The ultimate determinants of the price of all goods are: the stock of money and the reservation demand for goods (factors of increase), and the stock of all goods and the reservation demand for money (factors of decrease). Now let us consider the obverse side: the PPM. The PPM, as we have seen, is determined by the demand for money (factor of increase) and the stock of money (factor of decrease). The exchange demand for money equals the stock of all goods minus the reservation demand for all goods. Therefore, the ultimate determinants of the PPM are: the stock of all goods and the reservation demand for money (factors of increase), and the stock of money and the reservation demand for goods (factors of decrease). We see that this is the exact obverse of the determinants of the price of all goods, which, in turn, is the reciprocal of the PPM.

Thus, the analysis of the money side and the goods side of prices is completely harmonious.

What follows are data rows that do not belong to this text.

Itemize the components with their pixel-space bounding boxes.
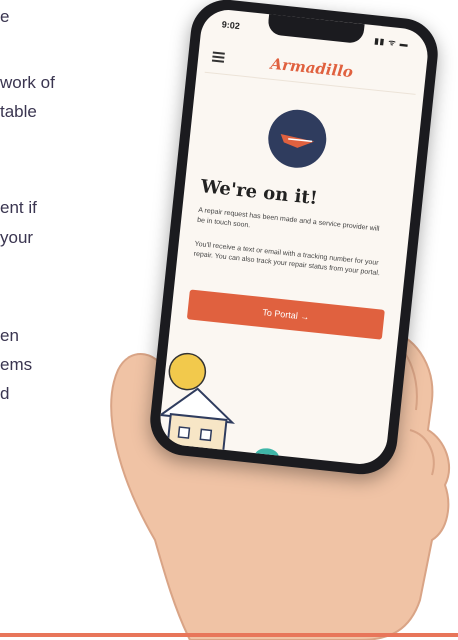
plane-logo-icon	[265, 106, 330, 171]
text-line: table	[0, 102, 37, 121]
status-time: 9:02	[221, 19, 241, 32]
text-line: en	[0, 326, 19, 345]
to-portal-button[interactable]: To Portal →	[186, 289, 385, 340]
tracking-paragraph: You'll receive a text or email with a tr…	[193, 240, 381, 278]
bottom-accent-rule	[0, 633, 458, 637]
confirmation-paragraph: A repair request has been made and a ser…	[196, 206, 380, 233]
phone-mockup: 9:02 ▮▮ ᯤ ▬ Armadillo We're on it! A rep…	[146, 0, 442, 478]
text-line: work of	[0, 73, 55, 92]
text-line: d	[0, 384, 10, 403]
text-line: your	[0, 228, 34, 247]
status-icons: ▮▮ ᯤ ▬	[373, 36, 410, 49]
text-line: e	[0, 7, 10, 26]
confirmation-headline: We're on it!	[199, 176, 319, 210]
phone-screen: 9:02 ▮▮ ᯤ ▬ Armadillo We're on it! A rep…	[157, 7, 431, 467]
text-line: ent if	[0, 198, 37, 217]
text-line: ems	[0, 355, 33, 374]
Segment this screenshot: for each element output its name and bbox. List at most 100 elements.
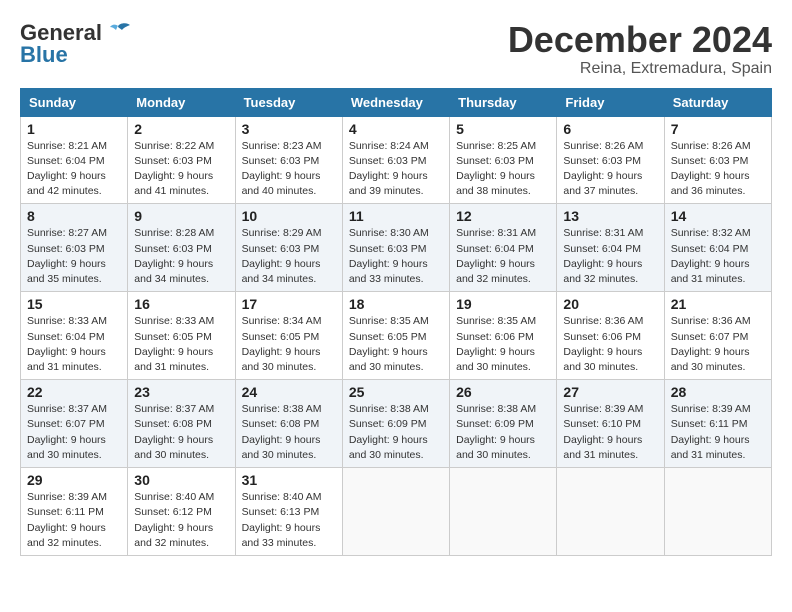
day-info: Sunrise: 8:26 AM Sunset: 6:03 PM Dayligh…	[563, 139, 657, 200]
month-title: December 2024	[508, 20, 772, 60]
day-number: 1	[27, 121, 121, 137]
day-info: Sunrise: 8:36 AM Sunset: 6:06 PM Dayligh…	[563, 314, 657, 375]
day-number: 18	[349, 296, 443, 312]
day-number: 14	[671, 208, 765, 224]
day-info: Sunrise: 8:40 AM Sunset: 6:13 PM Dayligh…	[242, 490, 336, 551]
col-tuesday: Tuesday	[235, 88, 342, 116]
table-row: 13 Sunrise: 8:31 AM Sunset: 6:04 PM Dayli…	[557, 204, 664, 292]
table-row: 31 Sunrise: 8:40 AM Sunset: 6:13 PM Dayli…	[235, 468, 342, 556]
day-info: Sunrise: 8:39 AM Sunset: 6:10 PM Dayligh…	[563, 402, 657, 463]
logo: General Blue	[20, 20, 132, 68]
table-row	[557, 468, 664, 556]
day-info: Sunrise: 8:39 AM Sunset: 6:11 PM Dayligh…	[27, 490, 121, 551]
day-number: 23	[134, 384, 228, 400]
day-number: 28	[671, 384, 765, 400]
week-row-4: 22Sunrise: 8:37 AM Sunset: 6:07 PM Dayli…	[21, 380, 772, 468]
table-row: 16Sunrise: 8:33 AM Sunset: 6:05 PM Dayli…	[128, 292, 235, 380]
day-number: 25	[349, 384, 443, 400]
day-info: Sunrise: 8:39 AM Sunset: 6:11 PM Dayligh…	[671, 402, 765, 463]
day-info: Sunrise: 8:30 AM Sunset: 6:03 PM Dayligh…	[349, 226, 443, 287]
table-row: 26Sunrise: 8:38 AM Sunset: 6:09 PM Dayli…	[450, 380, 557, 468]
day-info: Sunrise: 8:24 AM Sunset: 6:03 PM Dayligh…	[349, 139, 443, 200]
location-subtitle: Reina, Extremadura, Spain	[508, 60, 772, 78]
day-number: 17	[242, 296, 336, 312]
day-number: 12	[456, 208, 550, 224]
week-row-2: 8 Sunrise: 8:27 AM Sunset: 6:03 PM Daylig…	[21, 204, 772, 292]
col-saturday: Saturday	[664, 88, 771, 116]
table-row: 5 Sunrise: 8:25 AM Sunset: 6:03 PM Daylig…	[450, 116, 557, 204]
table-row: 22Sunrise: 8:37 AM Sunset: 6:07 PM Dayli…	[21, 380, 128, 468]
day-number: 13	[563, 208, 657, 224]
day-number: 27	[563, 384, 657, 400]
day-info: Sunrise: 8:38 AM Sunset: 6:08 PM Dayligh…	[242, 402, 336, 463]
title-block: December 2024 Reina, Extremadura, Spain	[508, 20, 772, 78]
day-number: 11	[349, 208, 443, 224]
table-row	[450, 468, 557, 556]
table-row: 6Sunrise: 8:26 AM Sunset: 6:03 PM Daylig…	[557, 116, 664, 204]
day-info: Sunrise: 8:28 AM Sunset: 6:03 PM Dayligh…	[134, 226, 228, 287]
day-number: 30	[134, 472, 228, 488]
col-monday: Monday	[128, 88, 235, 116]
week-row-5: 29 Sunrise: 8:39 AM Sunset: 6:11 PM Dayli…	[21, 468, 772, 556]
logo-bird-icon	[104, 22, 132, 44]
day-info: Sunrise: 8:37 AM Sunset: 6:08 PM Dayligh…	[134, 402, 228, 463]
day-number: 21	[671, 296, 765, 312]
col-friday: Friday	[557, 88, 664, 116]
table-row: 25 Sunrise: 8:38 AM Sunset: 6:09 PM Dayli…	[342, 380, 449, 468]
table-row	[342, 468, 449, 556]
day-info: Sunrise: 8:31 AM Sunset: 6:04 PM Dayligh…	[563, 226, 657, 287]
week-row-3: 15 Sunrise: 8:33 AM Sunset: 6:04 PM Dayli…	[21, 292, 772, 380]
day-number: 4	[349, 121, 443, 137]
day-number: 29	[27, 472, 121, 488]
table-row: 27 Sunrise: 8:39 AM Sunset: 6:10 PM Dayli…	[557, 380, 664, 468]
day-number: 2	[134, 121, 228, 137]
day-info: Sunrise: 8:26 AM Sunset: 6:03 PM Dayligh…	[671, 139, 765, 200]
calendar-header-row: Sunday Monday Tuesday Wednesday Thursday…	[21, 88, 772, 116]
table-row: 17 Sunrise: 8:34 AM Sunset: 6:05 PM Dayli…	[235, 292, 342, 380]
table-row: 4 Sunrise: 8:24 AM Sunset: 6:03 PM Daylig…	[342, 116, 449, 204]
table-row	[664, 468, 771, 556]
day-number: 15	[27, 296, 121, 312]
table-row: 1 Sunrise: 8:21 AM Sunset: 6:04 PM Daylig…	[21, 116, 128, 204]
calendar-table: Sunday Monday Tuesday Wednesday Thursday…	[20, 88, 772, 556]
col-thursday: Thursday	[450, 88, 557, 116]
table-row: 30Sunrise: 8:40 AM Sunset: 6:12 PM Dayli…	[128, 468, 235, 556]
table-row: 18 Sunrise: 8:35 AM Sunset: 6:05 PM Dayli…	[342, 292, 449, 380]
day-info: Sunrise: 8:34 AM Sunset: 6:05 PM Dayligh…	[242, 314, 336, 375]
day-info: Sunrise: 8:35 AM Sunset: 6:06 PM Dayligh…	[456, 314, 550, 375]
day-info: Sunrise: 8:23 AM Sunset: 6:03 PM Dayligh…	[242, 139, 336, 200]
day-info: Sunrise: 8:22 AM Sunset: 6:03 PM Dayligh…	[134, 139, 228, 200]
day-number: 5	[456, 121, 550, 137]
day-info: Sunrise: 8:27 AM Sunset: 6:03 PM Dayligh…	[27, 226, 121, 287]
table-row: 19 Sunrise: 8:35 AM Sunset: 6:06 PM Dayli…	[450, 292, 557, 380]
table-row: 28 Sunrise: 8:39 AM Sunset: 6:11 PM Dayli…	[664, 380, 771, 468]
table-row: 3Sunrise: 8:23 AM Sunset: 6:03 PM Daylig…	[235, 116, 342, 204]
day-number: 20	[563, 296, 657, 312]
table-row: 8 Sunrise: 8:27 AM Sunset: 6:03 PM Daylig…	[21, 204, 128, 292]
day-info: Sunrise: 8:35 AM Sunset: 6:05 PM Dayligh…	[349, 314, 443, 375]
day-number: 31	[242, 472, 336, 488]
day-number: 10	[242, 208, 336, 224]
table-row: 9 Sunrise: 8:28 AM Sunset: 6:03 PM Daylig…	[128, 204, 235, 292]
col-wednesday: Wednesday	[342, 88, 449, 116]
day-number: 16	[134, 296, 228, 312]
table-row: 7Sunrise: 8:26 AM Sunset: 6:03 PM Daylig…	[664, 116, 771, 204]
day-info: Sunrise: 8:38 AM Sunset: 6:09 PM Dayligh…	[349, 402, 443, 463]
day-number: 8	[27, 208, 121, 224]
table-row: 21 Sunrise: 8:36 AM Sunset: 6:07 PM Dayli…	[664, 292, 771, 380]
day-number: 19	[456, 296, 550, 312]
table-row: 15 Sunrise: 8:33 AM Sunset: 6:04 PM Dayli…	[21, 292, 128, 380]
day-info: Sunrise: 8:25 AM Sunset: 6:03 PM Dayligh…	[456, 139, 550, 200]
day-number: 9	[134, 208, 228, 224]
table-row: 24 Sunrise: 8:38 AM Sunset: 6:08 PM Dayli…	[235, 380, 342, 468]
table-row: 29 Sunrise: 8:39 AM Sunset: 6:11 PM Dayli…	[21, 468, 128, 556]
table-row: 14Sunrise: 8:32 AM Sunset: 6:04 PM Dayli…	[664, 204, 771, 292]
day-number: 24	[242, 384, 336, 400]
day-info: Sunrise: 8:21 AM Sunset: 6:04 PM Dayligh…	[27, 139, 121, 200]
day-info: Sunrise: 8:33 AM Sunset: 6:04 PM Dayligh…	[27, 314, 121, 375]
header: General Blue December 2024 Reina, Extrem…	[20, 20, 772, 78]
day-info: Sunrise: 8:31 AM Sunset: 6:04 PM Dayligh…	[456, 226, 550, 287]
table-row: 2 Sunrise: 8:22 AM Sunset: 6:03 PM Daylig…	[128, 116, 235, 204]
day-info: Sunrise: 8:36 AM Sunset: 6:07 PM Dayligh…	[671, 314, 765, 375]
day-info: Sunrise: 8:29 AM Sunset: 6:03 PM Dayligh…	[242, 226, 336, 287]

No longer is there need for an arbitrary division between a barter-type analysis of relative goods-prices and a holistic analysis of the PPM. Whether we treat one good or all goods, the price or prices will increase, ceteris paribus, if the stock of money increases; decrease when the stock of the good or goods increases; decrease when the reservation demand for money increases; and increase when the reservation demand for the good or goods increases. For each individual good, the price will also increase when the specific demand for that good increases; but unless this is a reflection of a drop in the social reservation demand for money, this changed demand will also signify a decreased demand for some other good, and a consequent fall in the price of the latter. Hence, changes in specific demands will not change the value of the PPM.

In a progressing economy, the secular trend for the four determining factors is likely to be: the money stock increasing gradually as gold production adds to the previous total; the stock of goods increasing as capital investment accumulates; the reservation demand for goods disappearing because short-run speculations disappear over the long run, and this is the main reason for such a demand; the reservation demand for money unknown, with clearing, for example, working to reduce this demand over a period of time, and the greater number of transactions tending to increase it. The result is that we cannot precisely say how the PPM will move in a progressing economy, though the best summary guess would be that it declines as a result of the influence of the increased stock of goods. Certainly, the influence of the goods side is in the direction of falling prices; the money side we cannot predict.

Thus, the ultimate determinants of the PPM as well as of specific prices are the subjective utilities of individuals (the determinants of demand) and the given objective stocks of goods—thereby vindicating the Austrian-Wicksteedian theory of price for all aspects of the economic system.

A final note of warning: It is necessary to remember that money can never be neutral. One set of conditions tending to raise the PPM can never precisely offset another set of factors tending to lower it. Thus, suppose that an increase in the stock of goods tends to raise the PPM, while at the same time, an increase in the money supply tends to lower it. One change can never offset the other; for one change will lower one set of prices more than others, while the other will raise a different set within the whole array of prices. The degrees of change in the two cases will depend on the particular goods and individuals affected and on their concrete valuations. Thus, even if we can make an historical (not an economic-scientific) judgment that the PPM has remained roughly the same, the price relations have shifted within the array, and therefore the judgment can never be exact.